Karnos llevaba un quitón manchado de comida, de lana sencilla y sin teñir. Era un hombre corpulento de barriga redonda y barba corta y negra. Su cabello, largo, estaba untado de aceite, y llevaba varios anillos en cada mano. Sus pies desnudos golpeaban el suelo de piedra.
—¿Está solo?
—Ha venido con una escolta de lanceros, amo, pero se han quedado fuera.
—Mierda. Entonces es oficial. Despierta a todo el mundo y prepara mi ropa del consejo y una buena capa.
—Algo de comida, tal vez.
—Vino; mucho. Del bueno. Tienen que ser malas noticias; nadie trae buenas noticias en la oscuridad. Lo tomaremos en el estudio. Y que sirvan también a la escolta.

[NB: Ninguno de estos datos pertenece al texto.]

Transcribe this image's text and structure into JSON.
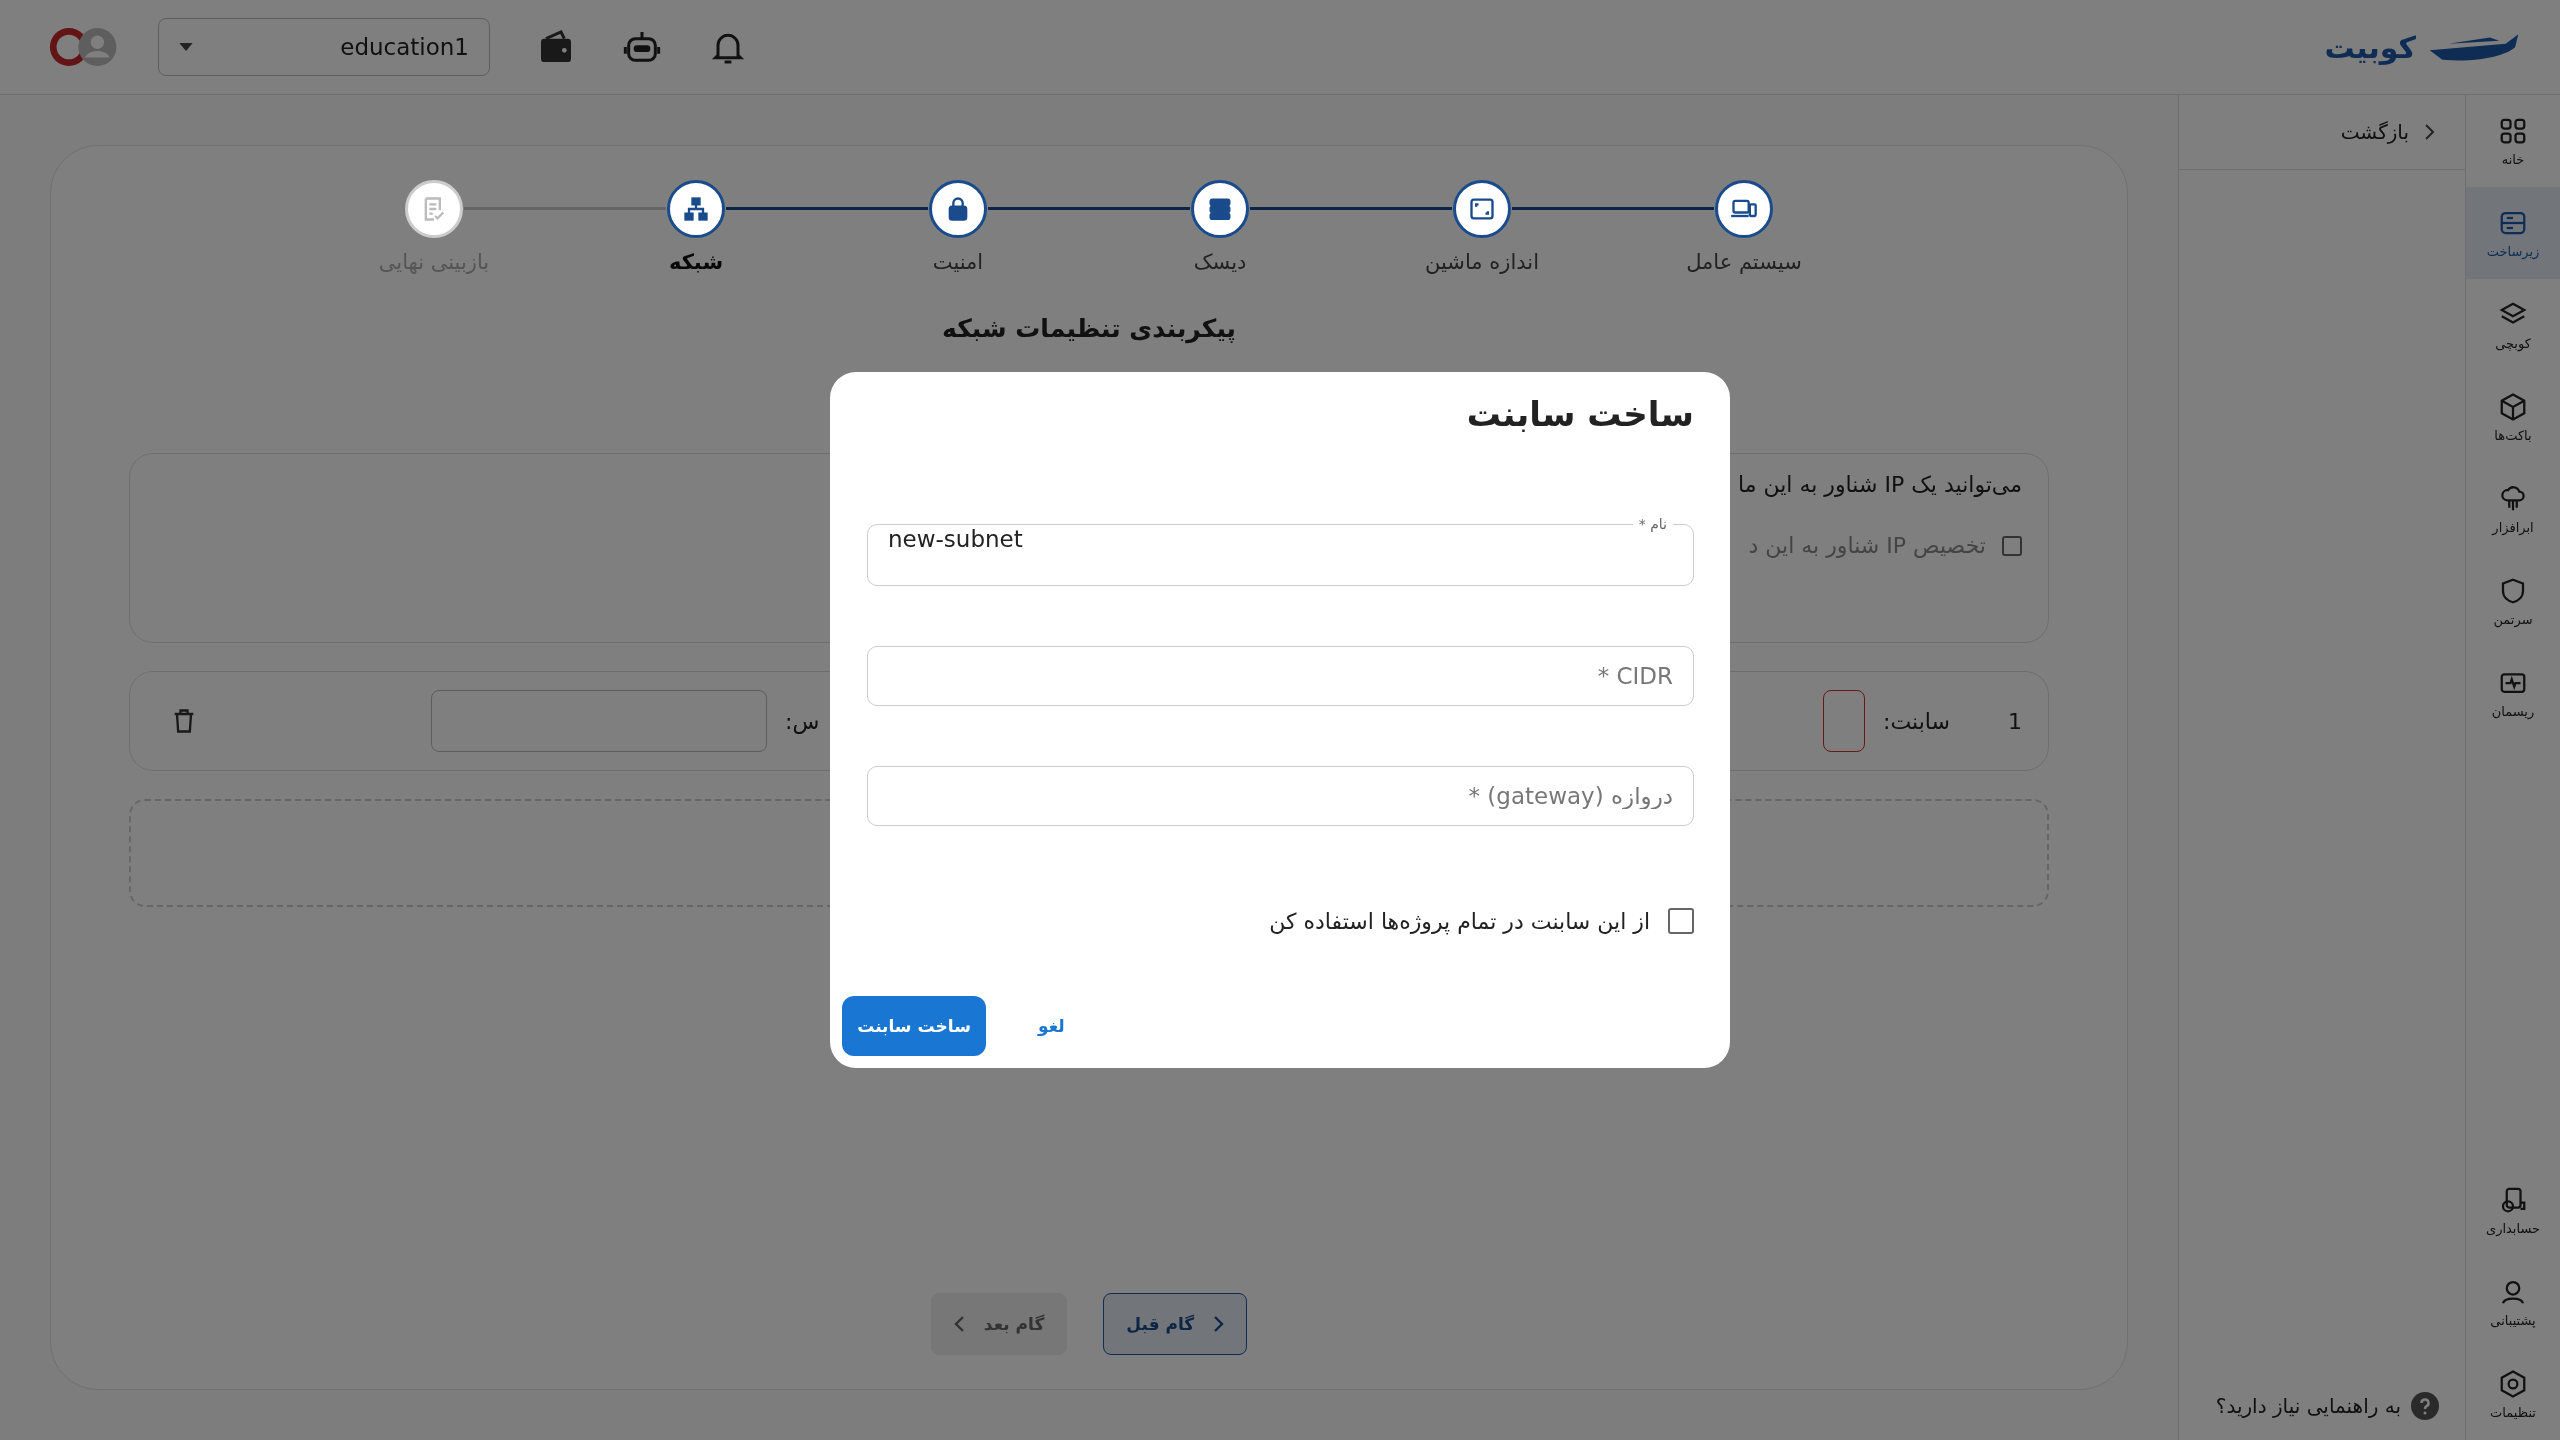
{
  "topbar": {
    "logo": "کوبیت",
    "project": "education1"
  },
  "nav_rail": {
    "items": [
      {
        "label": "خانه",
        "selected": false
      },
      {
        "label": "زیرساخت",
        "selected": true
      },
      {
        "label": "کوبچی",
        "selected": false
      },
      {
        "label": "باکت‌ها",
        "selected": false
      },
      {
        "label": "ابرافزار",
        "selected": false
      },
      {
        "label": "سرتمن",
        "selected": false
      },
      {
        "label": "ریسمان",
        "selected": false
      }
    ],
    "bottom_items": [
      {
        "label": "حسابداری",
        "selected": false
      },
      {
        "label": "پشتیبانی",
        "selected": false
      },
      {
        "label": "تنظیمات",
        "selected": false
      }
    ]
  },
  "sidebar": {
    "back": "بازگشت",
    "help": "به راهنمایی نیاز دارید؟"
  },
  "stepper": [
    {
      "label": "سیستم عامل",
      "completed": true,
      "selected": false
    },
    {
      "label": "اندازه ماشین",
      "completed": true,
      "selected": false
    },
    {
      "label": "دیسک",
      "completed": true,
      "selected": false
    },
    {
      "label": "امنیت",
      "completed": true,
      "selected": false
    },
    {
      "label": "شبکه",
      "completed": false,
      "selected": true
    },
    {
      "label": "بازبینی نهایی",
      "completed": false,
      "selected": false
    }
  ],
  "heading": "پیکربندی تنظیمات شبکه",
  "floating_ip": {
    "text": "می‌توانید یک IP شناور به این ما",
    "checkbox_label": "تخصیص IP شناور به این د",
    "checked": false
  },
  "subnet_row": {
    "index": "1",
    "subnet_label": "سابنت:",
    "address_label": "س:"
  },
  "nav_buttons": {
    "previous": "گام قبل",
    "next": "گام بعد",
    "next_disabled": true
  },
  "dialog": {
    "title": "ساخت سابنت",
    "fields": [
      {
        "label": "نام *",
        "value": "new-subnet"
      },
      {
        "placeholder": "CIDR *"
      },
      {
        "placeholder": "دروازه (gateway) *"
      }
    ],
    "share": {
      "label": "از این سابنت در تمام پروژه‌ها استفاده کن",
      "checked": false
    },
    "submit": "ساخت سابنت",
    "cancel": "لغو"
  }
}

Un amplio espacio rodeado de columnas pálidas, abierto al cielo. Karnos apretó los dientes a causa del frío. Captó el rumor del agua de la fuente del patio, el resplandor de la lámpara solitaria encendida junto al santuario, y el del brasero del portero, con los carbones mortecinos y casi apagados. Junto a él había una larga sombra, iluminada en rojo por el carbón, y a un lado la esbelta silueta de una esclava temblorosa que llevaba una jarra de cristal en las manos.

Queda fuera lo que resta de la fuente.